Belle et la bête, La

Despite the Oscar-nominated animated version from Disney, painter-poet-playwright-novelist Jean Cocteau’s first foray into feature filmmaking, even 50 years after its original release, remains the finest telling of Beauty And The Beast fable.

Day is ravishing as the maiden who offers herself as prisoner in place of her weak-willed and manipulative father after he is caught stealing a rose from the enchanted garden of the secretive beast. Cocteau-favourite Marais, in turn, achieves a sort of tormented magnificence as the manimal of the title, although he fails to match it in his secondary roles as the foolish and overbearing wastrel Avenant and the smarmy prince.

Blissfully free of the PC feminist leanings of the animated version, this black-and-white fantasia revels instead in grandiose medieval settings and technical trickery. Marvellous surreal effects live on the mind’s eye long after the lights go up: the beast’s smoking paws; a living mantelpiece; the billowing white drapes as Belle is carried along a castle corridor, seemingly without moving her feet; and ethereal human arms brandishing candelabra.

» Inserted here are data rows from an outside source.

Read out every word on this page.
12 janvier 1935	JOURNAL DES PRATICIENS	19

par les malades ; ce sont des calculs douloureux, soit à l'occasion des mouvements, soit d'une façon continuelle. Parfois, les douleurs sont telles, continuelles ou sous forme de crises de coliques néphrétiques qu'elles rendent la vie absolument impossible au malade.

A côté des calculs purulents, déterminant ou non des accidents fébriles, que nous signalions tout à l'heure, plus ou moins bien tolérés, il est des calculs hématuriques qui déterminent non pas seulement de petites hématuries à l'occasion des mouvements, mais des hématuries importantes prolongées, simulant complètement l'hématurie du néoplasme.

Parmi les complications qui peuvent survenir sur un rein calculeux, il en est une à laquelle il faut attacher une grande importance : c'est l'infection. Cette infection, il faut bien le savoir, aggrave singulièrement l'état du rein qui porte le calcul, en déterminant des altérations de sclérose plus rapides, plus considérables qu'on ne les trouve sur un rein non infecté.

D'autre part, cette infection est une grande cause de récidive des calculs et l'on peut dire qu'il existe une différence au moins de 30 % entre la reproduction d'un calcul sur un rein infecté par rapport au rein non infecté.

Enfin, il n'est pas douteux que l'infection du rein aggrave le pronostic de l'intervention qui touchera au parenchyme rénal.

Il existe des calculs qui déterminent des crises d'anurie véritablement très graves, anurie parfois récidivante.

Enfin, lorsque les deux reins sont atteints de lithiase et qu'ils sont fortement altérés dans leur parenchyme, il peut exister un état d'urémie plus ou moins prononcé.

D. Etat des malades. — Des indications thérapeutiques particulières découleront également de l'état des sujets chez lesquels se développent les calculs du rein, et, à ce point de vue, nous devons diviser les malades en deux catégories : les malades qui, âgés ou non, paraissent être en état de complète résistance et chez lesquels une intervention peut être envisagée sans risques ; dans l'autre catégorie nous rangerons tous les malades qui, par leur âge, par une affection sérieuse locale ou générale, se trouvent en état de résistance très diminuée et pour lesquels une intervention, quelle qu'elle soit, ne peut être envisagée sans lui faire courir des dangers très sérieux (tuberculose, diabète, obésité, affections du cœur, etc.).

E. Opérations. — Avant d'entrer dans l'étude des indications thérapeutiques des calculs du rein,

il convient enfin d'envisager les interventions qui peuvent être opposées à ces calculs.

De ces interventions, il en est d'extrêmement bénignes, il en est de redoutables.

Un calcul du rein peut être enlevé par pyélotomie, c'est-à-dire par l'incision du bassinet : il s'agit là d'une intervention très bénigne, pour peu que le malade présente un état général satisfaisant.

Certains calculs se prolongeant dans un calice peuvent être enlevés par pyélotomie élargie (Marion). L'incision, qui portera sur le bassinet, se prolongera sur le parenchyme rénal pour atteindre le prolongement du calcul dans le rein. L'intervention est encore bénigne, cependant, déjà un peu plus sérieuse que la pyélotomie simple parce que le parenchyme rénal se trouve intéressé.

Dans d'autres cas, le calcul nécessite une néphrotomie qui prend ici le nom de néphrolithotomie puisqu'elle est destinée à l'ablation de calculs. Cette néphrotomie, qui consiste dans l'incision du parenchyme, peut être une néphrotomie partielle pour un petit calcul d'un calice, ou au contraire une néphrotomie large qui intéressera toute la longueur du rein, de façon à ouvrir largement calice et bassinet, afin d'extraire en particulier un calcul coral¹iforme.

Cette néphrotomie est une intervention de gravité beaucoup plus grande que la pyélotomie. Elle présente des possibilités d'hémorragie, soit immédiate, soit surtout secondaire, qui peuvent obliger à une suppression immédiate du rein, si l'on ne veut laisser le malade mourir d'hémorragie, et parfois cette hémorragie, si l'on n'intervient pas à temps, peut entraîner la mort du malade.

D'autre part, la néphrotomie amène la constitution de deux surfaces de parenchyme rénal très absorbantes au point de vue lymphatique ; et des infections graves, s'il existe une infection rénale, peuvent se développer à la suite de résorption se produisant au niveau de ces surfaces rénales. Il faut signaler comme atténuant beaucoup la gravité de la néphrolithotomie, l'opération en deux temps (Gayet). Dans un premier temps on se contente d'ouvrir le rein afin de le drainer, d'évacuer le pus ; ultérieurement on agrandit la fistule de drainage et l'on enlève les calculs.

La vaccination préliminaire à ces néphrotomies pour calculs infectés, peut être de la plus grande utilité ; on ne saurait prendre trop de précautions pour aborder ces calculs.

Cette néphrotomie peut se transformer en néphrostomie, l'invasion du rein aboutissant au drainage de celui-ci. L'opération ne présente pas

Cocteau uses wispy strands of lighting to magical effect and, to his credit, never attempts to fashion anything but a fairytale, inducing a childlike wonder rather than some cerebral reaction — the subtitles are of a limited nature. Even the warm comedy of the sleeping footmen in the farmyard and Belle’s spiteful sisters’ bickering still rings true. Years have not dulled the lustre of this classic, the impact of a big screen viewing is nothing short of astonishing.

Brilliant fairytale fantasy, well ahead of It's time.